Privacy is Consent (alt: On Optimal Privacy vs. System Efficiency)

This fieldnote documents my notes with regards to a characterization of systems I’ve been calling “optimal privacy” but which intersects and overlaps with many other concepts in the literature e.g “privacy and computational complexity” or “approximate privacy”.

Starting with an observation, it is clear that privacy-preserving protocols are less efficient than non-privacy preserving protocols - that is to say that it seems that one must always communicate more to say less. (As far as I can tell, this observation was first made by Beaver[1])

This raises two interesting questions, what do we mean when we say we can compute a function privately and how does optimal-privacy relate to overall system efficiency?

Beaver[1], Chor[2], Kushilevitz[2][3] and others published much on this in the last 80s to early 90s and what follows below is a summary and rephrasing of their work.

What functions can be computed privately?

Let’s consider two parties Alice & Bob, who wish to compute a function $f(x,y)$ where $x$ is an input provided by Alice, and $y$ is an input provided by Bob.

We note that Alice could simply send $x$ to Bob (or Bob could send $y$ to Alice) and the recipient would be able to computer the function keeping their input private.

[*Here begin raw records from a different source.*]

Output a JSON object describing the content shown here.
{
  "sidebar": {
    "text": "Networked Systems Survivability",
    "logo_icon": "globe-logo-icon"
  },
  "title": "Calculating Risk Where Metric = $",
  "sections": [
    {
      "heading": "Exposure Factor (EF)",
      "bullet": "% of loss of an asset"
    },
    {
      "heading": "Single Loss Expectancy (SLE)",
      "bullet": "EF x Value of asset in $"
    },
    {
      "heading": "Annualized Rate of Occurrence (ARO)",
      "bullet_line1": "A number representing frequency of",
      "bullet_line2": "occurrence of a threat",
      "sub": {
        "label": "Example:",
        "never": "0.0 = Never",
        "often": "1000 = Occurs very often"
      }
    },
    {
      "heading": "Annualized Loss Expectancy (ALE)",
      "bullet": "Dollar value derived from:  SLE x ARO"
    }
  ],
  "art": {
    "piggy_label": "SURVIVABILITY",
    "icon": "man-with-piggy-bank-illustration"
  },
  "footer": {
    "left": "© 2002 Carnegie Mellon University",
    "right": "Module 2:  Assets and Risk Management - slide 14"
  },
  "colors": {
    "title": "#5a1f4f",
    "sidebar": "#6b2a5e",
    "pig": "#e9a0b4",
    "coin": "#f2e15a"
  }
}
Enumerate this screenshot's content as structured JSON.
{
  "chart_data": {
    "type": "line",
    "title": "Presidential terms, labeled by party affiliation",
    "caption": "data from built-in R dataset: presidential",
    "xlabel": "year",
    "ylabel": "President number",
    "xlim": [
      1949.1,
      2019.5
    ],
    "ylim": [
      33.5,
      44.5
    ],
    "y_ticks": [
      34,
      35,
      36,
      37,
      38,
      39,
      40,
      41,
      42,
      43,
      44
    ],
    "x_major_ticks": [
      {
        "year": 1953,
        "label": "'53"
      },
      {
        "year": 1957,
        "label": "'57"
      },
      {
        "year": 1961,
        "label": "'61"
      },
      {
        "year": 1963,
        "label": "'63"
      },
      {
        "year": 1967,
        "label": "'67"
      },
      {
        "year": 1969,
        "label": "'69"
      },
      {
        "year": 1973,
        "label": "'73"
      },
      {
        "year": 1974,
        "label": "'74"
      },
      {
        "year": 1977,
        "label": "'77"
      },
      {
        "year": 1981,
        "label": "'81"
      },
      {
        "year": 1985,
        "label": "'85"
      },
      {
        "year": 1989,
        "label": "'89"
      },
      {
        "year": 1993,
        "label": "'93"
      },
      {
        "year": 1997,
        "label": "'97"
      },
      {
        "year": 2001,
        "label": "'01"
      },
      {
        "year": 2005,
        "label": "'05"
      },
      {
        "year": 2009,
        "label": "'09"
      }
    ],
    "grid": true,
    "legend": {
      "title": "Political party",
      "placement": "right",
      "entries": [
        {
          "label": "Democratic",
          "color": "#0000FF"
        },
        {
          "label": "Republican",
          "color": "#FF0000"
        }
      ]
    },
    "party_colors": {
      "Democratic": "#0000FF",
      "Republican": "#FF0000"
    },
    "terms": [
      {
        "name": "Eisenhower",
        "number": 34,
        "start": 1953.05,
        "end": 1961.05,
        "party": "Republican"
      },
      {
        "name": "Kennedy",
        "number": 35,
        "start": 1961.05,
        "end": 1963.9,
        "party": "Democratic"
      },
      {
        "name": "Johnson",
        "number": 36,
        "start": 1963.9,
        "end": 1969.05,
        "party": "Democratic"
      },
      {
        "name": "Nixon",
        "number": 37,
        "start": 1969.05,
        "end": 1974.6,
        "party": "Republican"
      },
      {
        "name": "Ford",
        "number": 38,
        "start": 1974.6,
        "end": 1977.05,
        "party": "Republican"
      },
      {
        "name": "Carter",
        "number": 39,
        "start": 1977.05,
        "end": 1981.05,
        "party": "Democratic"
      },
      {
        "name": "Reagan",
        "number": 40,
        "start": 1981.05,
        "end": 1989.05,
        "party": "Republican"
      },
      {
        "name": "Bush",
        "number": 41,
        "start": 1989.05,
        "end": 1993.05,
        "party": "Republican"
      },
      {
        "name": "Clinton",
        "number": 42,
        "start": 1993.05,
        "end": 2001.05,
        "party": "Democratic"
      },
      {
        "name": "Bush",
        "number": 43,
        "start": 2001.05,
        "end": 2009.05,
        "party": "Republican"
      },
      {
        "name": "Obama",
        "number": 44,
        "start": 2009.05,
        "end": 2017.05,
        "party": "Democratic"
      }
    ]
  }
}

We however would like to explore ways such that both can compute the function while revealing as little as possible about their input.

In the ideal case, what is generally referred to as perfect-privacy we would like to reveal only information that can be derived from either parties private input and the value of the function.

While generally left unspecified in earlier papers on this subject, I want to explicitly add one additional constraint to the definition of a perfectly private protocol:

  • The information about the private inputs that is communicated, or that can be derived, as a result of the protocol should be symmetric for both parties

Any function $f(x,y)$ can be reduced and written as a matrix $M$ where the the matrix coordinate $M(x,y) = f(x,y)$. As an example the following is a representation of an AND function, and an OR function:

$$AND(x,y) = \begin{pmatrix}0 & 0\\ 0 & 1\end{pmatrix}\,\, OR(x,y) = \begin{pmatrix}0 & 1\\ 1 & 1\end{pmatrix}$$

Given this representation we can start to construct rules and intuition about which functions can be made to be privacy preserving and which cannot.

Trivially, any matrix which is insensitive to both $x$ and $y$ can be made privacy-preserving, e.g. $\forall x,y;$ $f(x,y) = 0$:

$$f(x,y) = \begin{pmatrix}0 & 0 & \dots \\ 0 & 0 & \dots \\ \vdots & \vdots & \ddots \end{pmatrix}$$

Given such a matrix, either party can communicate the value of the function without input from each other (because the value is constant).

Partionable Functions

It is perhaps clear at this point that in order to privately compute a non-trivial function we require each party to reveal some information about their input.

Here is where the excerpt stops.